Code testing tools help you hire the right person with the right skills. And instead of creating tests from scratch, you can choose from a task library with different difficulty levels, languages, and more. CodeCheck also helps you with unbiased test evaluation so you can promote diversity and inclusion in your tech hiring and software development teams.
Finally, make it a priority to get to know candidates during interviews. Find out how they can contribute to your team’s well-being and whether they share its values and mindset. Tools like CodeLive can help you set up the ideal environment for whiteboard interviews, group video chats, and pair programming activities that create a positive candidate experience.
3. Optimize your onboarding processes
Joining a fast-paced and rapidly growing team can be intimidating for a new hire. Therefore, proper guidance is needed to help newcomers become productive quickly and confidently.
While many companies focus on building solid hiring practices, onboarding is often overlooked. In fact, nearly 22% of developers surveyed by Stackoverflow said their company has no onboarding at all!
Help new hires get up to speed by designing an onboarding process with all the necessary steps to join your software development teams and projects. Also, look for dedicated mentors on your teams whom you can use to transfer knowledge and support new hires.
Finally, include some social activities in the onboarding process to ensure that the new developer gets to know their teammates. This way, they will feel part of the team faster, ask for help more openly, and not feel like they have to solve problems all by themselves.
Read more like this: Is Your Technical Hiring Tool “Valid” for Your Recruitment Process?

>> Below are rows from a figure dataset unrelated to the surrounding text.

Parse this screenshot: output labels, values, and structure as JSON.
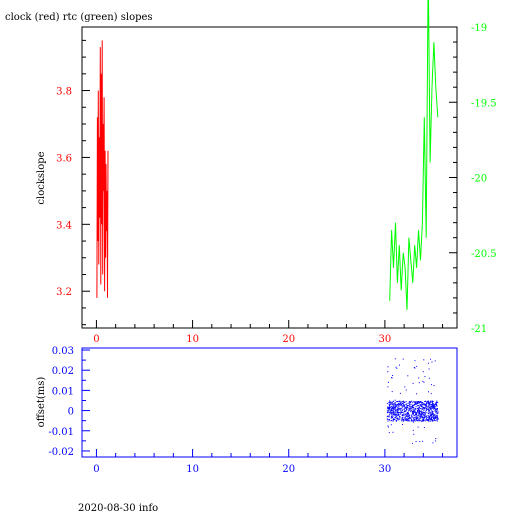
{
  "title": "clock (red) rtc (green) slopes",
  "footer": "2020-08-30 info",
  "colors": {
    "clock": "#ff0000",
    "rtc": "#00ff00",
    "offset": "#0000ff",
    "axis": "#000000",
    "lower_axis": "#0000ff"
  },
  "chart_data": [
    {
      "type": "line",
      "title": "clock (red) rtc (green) slopes",
      "xlabel": "",
      "ylabel": "clockslope",
      "xlim": [
        -1.5,
        37.5
      ],
      "xticks": [
        "0",
        "10",
        "20",
        "30"
      ],
      "y_left": {
        "lim": [
          3.09,
          3.99
        ],
        "ticks": [
          "3.2",
          "3.4",
          "3.6",
          "3.8"
        ]
      },
      "y_right": {
        "lim": [
          -21,
          -19.0
        ],
        "ticks": [
          "-19",
          "-19.5",
          "-20",
          "-20.5",
          "-21"
        ]
      },
      "grid": false,
      "series": [
        {
          "name": "clock",
          "axis": "left",
          "x": [
            0.05,
            0.1,
            0.15,
            0.2,
            0.25,
            0.3,
            0.35,
            0.4,
            0.45,
            0.5,
            0.55,
            0.6,
            0.65,
            0.7,
            0.75,
            0.8,
            0.85,
            0.9,
            0.95,
            1.0,
            1.05,
            1.1,
            1.15,
            1.2
          ],
          "y": [
            3.18,
            3.72,
            3.35,
            3.8,
            3.28,
            3.66,
            3.42,
            3.93,
            3.22,
            3.85,
            3.4,
            3.95,
            3.25,
            3.7,
            3.5,
            3.78,
            3.2,
            3.62,
            3.3,
            3.58,
            3.38,
            3.5,
            3.18,
            3.62
          ]
        },
        {
          "name": "rtc",
          "axis": "right",
          "x": [
            30.5,
            30.7,
            30.9,
            31.1,
            31.3,
            31.5,
            31.7,
            31.9,
            32.1,
            32.3,
            32.5,
            32.7,
            32.9,
            33.1,
            33.3,
            33.5,
            33.7,
            33.9,
            34.1,
            34.3,
            34.5,
            34.7,
            34.9,
            35.1,
            35.3,
            35.5
          ],
          "y": [
            -20.82,
            -20.35,
            -20.6,
            -20.3,
            -20.7,
            -20.45,
            -20.75,
            -20.5,
            -20.6,
            -20.88,
            -20.4,
            -20.55,
            -20.7,
            -20.45,
            -20.6,
            -20.35,
            -20.55,
            -20.3,
            -19.6,
            -20.4,
            -18.6,
            -19.9,
            -19.4,
            -19.1,
            -19.4,
            -19.6
          ]
        }
      ]
    },
    {
      "type": "scatter",
      "xlabel": "",
      "ylabel": "offset(ms)",
      "xlim": [
        -1.5,
        37.5
      ],
      "ylim": [
        -0.023,
        0.031
      ],
      "xticks": [
        "0",
        "10",
        "20",
        "30"
      ],
      "yticks": [
        "0.03",
        "0.02",
        "0.01",
        "0",
        "-0.01",
        "-0.02"
      ],
      "grid": false,
      "series": [
        {
          "name": "offset",
          "x_range": [
            30.2,
            35.5
          ],
          "y_core_range": [
            -0.005,
            0.005
          ],
          "y_outlier_range": [
            -0.016,
            0.026
          ]
        }
      ]
    }
  ]
}
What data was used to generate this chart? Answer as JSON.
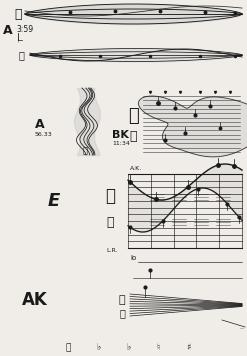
{
  "bg_color": "#f0ede8",
  "line_color": "#1a1a1a",
  "text_color": "#1a1a1a",
  "light_gray": "#c8c8c8",
  "mid_gray": "#999999",
  "label_A_top": "A",
  "label_time_top": "3:59",
  "label_A_mid": "A",
  "label_A_mid_time": "56.33",
  "label_BK": "BK",
  "label_BK_time": "11:34",
  "label_E": "E",
  "label_AK_small": "A.K.",
  "label_LR": "L.R.",
  "label_lo": "lo",
  "label_AK_bot": "AK",
  "figsize": [
    2.47,
    3.56
  ],
  "dpi": 100
}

4. Simplify communication for development teams
A growing team is usually a busy one, often having to prioritize meeting deadlines over quality communication. However, lack of awareness or visibility over team workload or opportunities for help and assistance, can again lead to developer overload and stress.

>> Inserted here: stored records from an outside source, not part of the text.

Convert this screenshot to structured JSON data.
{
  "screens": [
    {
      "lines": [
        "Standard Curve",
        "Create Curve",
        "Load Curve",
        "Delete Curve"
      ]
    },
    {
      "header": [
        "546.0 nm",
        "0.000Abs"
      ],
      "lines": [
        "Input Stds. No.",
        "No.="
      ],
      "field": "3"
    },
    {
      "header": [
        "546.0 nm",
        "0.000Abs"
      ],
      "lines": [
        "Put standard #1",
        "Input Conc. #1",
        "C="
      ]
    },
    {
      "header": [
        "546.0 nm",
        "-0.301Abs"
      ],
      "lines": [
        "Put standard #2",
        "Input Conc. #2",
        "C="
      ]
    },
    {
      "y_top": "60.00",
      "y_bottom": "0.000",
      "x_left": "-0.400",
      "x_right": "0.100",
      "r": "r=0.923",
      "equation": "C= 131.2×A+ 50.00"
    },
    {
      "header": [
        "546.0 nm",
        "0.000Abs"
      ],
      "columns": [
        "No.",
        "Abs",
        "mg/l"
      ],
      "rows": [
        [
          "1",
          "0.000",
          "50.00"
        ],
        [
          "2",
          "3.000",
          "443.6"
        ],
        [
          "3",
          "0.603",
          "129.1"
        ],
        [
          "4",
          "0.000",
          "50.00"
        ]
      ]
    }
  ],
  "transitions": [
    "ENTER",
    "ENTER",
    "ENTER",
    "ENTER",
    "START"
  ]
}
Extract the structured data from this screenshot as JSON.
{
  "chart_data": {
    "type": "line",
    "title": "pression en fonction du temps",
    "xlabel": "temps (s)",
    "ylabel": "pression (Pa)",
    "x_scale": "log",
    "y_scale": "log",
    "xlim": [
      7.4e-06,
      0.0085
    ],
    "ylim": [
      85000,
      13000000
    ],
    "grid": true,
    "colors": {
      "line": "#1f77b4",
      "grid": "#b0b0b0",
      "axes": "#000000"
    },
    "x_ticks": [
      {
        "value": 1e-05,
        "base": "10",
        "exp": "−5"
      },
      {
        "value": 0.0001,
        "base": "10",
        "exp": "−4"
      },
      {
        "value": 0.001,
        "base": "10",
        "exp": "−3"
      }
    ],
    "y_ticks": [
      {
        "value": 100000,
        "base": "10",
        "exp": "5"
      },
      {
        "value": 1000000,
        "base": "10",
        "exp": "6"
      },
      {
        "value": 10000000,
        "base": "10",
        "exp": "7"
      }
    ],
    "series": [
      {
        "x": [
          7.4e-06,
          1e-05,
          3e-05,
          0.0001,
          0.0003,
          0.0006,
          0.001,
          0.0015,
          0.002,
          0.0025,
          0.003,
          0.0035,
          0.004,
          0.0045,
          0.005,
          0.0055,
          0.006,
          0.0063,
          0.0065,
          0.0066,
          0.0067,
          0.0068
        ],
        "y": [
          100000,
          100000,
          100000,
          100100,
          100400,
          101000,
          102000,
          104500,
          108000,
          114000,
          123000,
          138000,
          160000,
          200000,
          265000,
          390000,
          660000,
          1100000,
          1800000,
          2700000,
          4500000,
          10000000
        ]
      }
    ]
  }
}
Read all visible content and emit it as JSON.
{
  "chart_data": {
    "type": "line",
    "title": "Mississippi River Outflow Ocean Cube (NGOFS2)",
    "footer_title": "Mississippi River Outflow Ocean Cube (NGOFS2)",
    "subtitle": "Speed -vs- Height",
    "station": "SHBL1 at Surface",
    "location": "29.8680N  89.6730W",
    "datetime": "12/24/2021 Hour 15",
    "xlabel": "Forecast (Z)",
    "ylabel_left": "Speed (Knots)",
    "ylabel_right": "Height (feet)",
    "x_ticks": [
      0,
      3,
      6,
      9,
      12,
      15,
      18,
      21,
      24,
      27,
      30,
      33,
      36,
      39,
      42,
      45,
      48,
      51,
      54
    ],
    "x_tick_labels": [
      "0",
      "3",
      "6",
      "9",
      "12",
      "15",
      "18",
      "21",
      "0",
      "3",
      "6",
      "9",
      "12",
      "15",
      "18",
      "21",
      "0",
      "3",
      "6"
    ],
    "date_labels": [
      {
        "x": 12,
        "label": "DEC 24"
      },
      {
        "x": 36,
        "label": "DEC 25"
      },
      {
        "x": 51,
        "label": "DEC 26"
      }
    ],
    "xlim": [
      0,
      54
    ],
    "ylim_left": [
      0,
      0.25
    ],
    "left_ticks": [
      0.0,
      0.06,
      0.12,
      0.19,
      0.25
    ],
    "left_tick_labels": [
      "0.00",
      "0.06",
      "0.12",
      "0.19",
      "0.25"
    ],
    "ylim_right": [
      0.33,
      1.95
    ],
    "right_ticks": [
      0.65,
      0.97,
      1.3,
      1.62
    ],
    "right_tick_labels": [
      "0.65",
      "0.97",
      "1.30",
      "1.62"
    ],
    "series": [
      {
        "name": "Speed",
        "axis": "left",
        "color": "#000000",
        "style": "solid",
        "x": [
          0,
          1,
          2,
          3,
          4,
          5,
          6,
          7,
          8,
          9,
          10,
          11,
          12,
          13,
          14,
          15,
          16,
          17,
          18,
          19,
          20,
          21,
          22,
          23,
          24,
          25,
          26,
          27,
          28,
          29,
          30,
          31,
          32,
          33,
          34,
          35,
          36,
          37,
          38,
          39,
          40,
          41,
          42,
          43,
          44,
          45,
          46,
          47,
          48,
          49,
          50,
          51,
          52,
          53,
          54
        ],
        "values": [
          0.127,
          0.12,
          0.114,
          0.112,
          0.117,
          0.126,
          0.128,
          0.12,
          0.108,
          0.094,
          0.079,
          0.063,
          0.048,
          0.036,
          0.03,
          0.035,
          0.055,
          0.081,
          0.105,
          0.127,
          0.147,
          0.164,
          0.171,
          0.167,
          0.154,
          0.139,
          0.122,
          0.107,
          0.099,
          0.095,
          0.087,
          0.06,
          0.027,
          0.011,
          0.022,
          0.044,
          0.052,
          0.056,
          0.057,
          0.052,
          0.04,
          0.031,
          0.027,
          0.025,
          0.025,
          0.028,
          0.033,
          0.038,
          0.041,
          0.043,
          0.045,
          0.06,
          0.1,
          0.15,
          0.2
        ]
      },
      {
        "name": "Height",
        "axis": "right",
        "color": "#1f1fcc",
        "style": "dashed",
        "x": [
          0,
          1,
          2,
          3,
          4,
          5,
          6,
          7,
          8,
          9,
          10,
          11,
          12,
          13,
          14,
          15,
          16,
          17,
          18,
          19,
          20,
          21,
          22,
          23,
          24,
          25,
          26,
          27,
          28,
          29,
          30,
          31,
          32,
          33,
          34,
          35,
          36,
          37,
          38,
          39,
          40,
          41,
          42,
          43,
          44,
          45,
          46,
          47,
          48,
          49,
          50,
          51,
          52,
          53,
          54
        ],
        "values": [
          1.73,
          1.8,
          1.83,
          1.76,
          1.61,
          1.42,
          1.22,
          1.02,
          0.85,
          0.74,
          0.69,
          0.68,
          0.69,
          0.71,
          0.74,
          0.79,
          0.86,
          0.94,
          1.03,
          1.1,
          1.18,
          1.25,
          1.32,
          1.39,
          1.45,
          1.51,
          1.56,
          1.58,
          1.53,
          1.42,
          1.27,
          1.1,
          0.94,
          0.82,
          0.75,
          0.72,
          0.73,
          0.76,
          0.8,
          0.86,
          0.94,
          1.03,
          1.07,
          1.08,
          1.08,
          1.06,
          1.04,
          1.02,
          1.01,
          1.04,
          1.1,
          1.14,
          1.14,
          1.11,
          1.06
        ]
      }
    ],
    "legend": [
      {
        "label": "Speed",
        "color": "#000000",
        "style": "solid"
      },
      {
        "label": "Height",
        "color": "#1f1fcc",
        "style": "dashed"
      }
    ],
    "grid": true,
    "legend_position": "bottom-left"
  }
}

To make communication more accessible, modern software development teams use various tools for synchronous (real-time) and asynchronous (non-real-time) communication. For example, Slack, Zoom, Asana, or Jira are particularly popular, serving different communication and organization purposes.
Create guidelines for running effective meetings and make sure they are easily accessible to all. Define topics such as:
- fixing and sharing the purpose of the meeting
- inviting and briefing the right people
- creating and sharing an agenda
- setting time limits
- making it remote-friendly
That said, it’s important not to go overboard with too many meetings that detract your team from getting actual work done. You may need to monitor the effectiveness of various methods of communication and get feedback from your teams.
5. Create a culture of communication and feedback
Leading and growing healthy software development teams to prevent developer burnout isn’t just about your department. Ideally, everyone involved in your projects should be on board to create a communication and feedback culture that fosters growth and well-being for all.
Taking care of all the points covered in this blog post requires a lot of effort. And without a strategy and good processes, you’ll quickly lose sight of the big picture.
So ask your teams and colleagues from other areas for feedback and actively seek support from them as well. That way, you can respond more quickly to change and work together to improve your processes for hiring, onboarding, and managing your software development teams.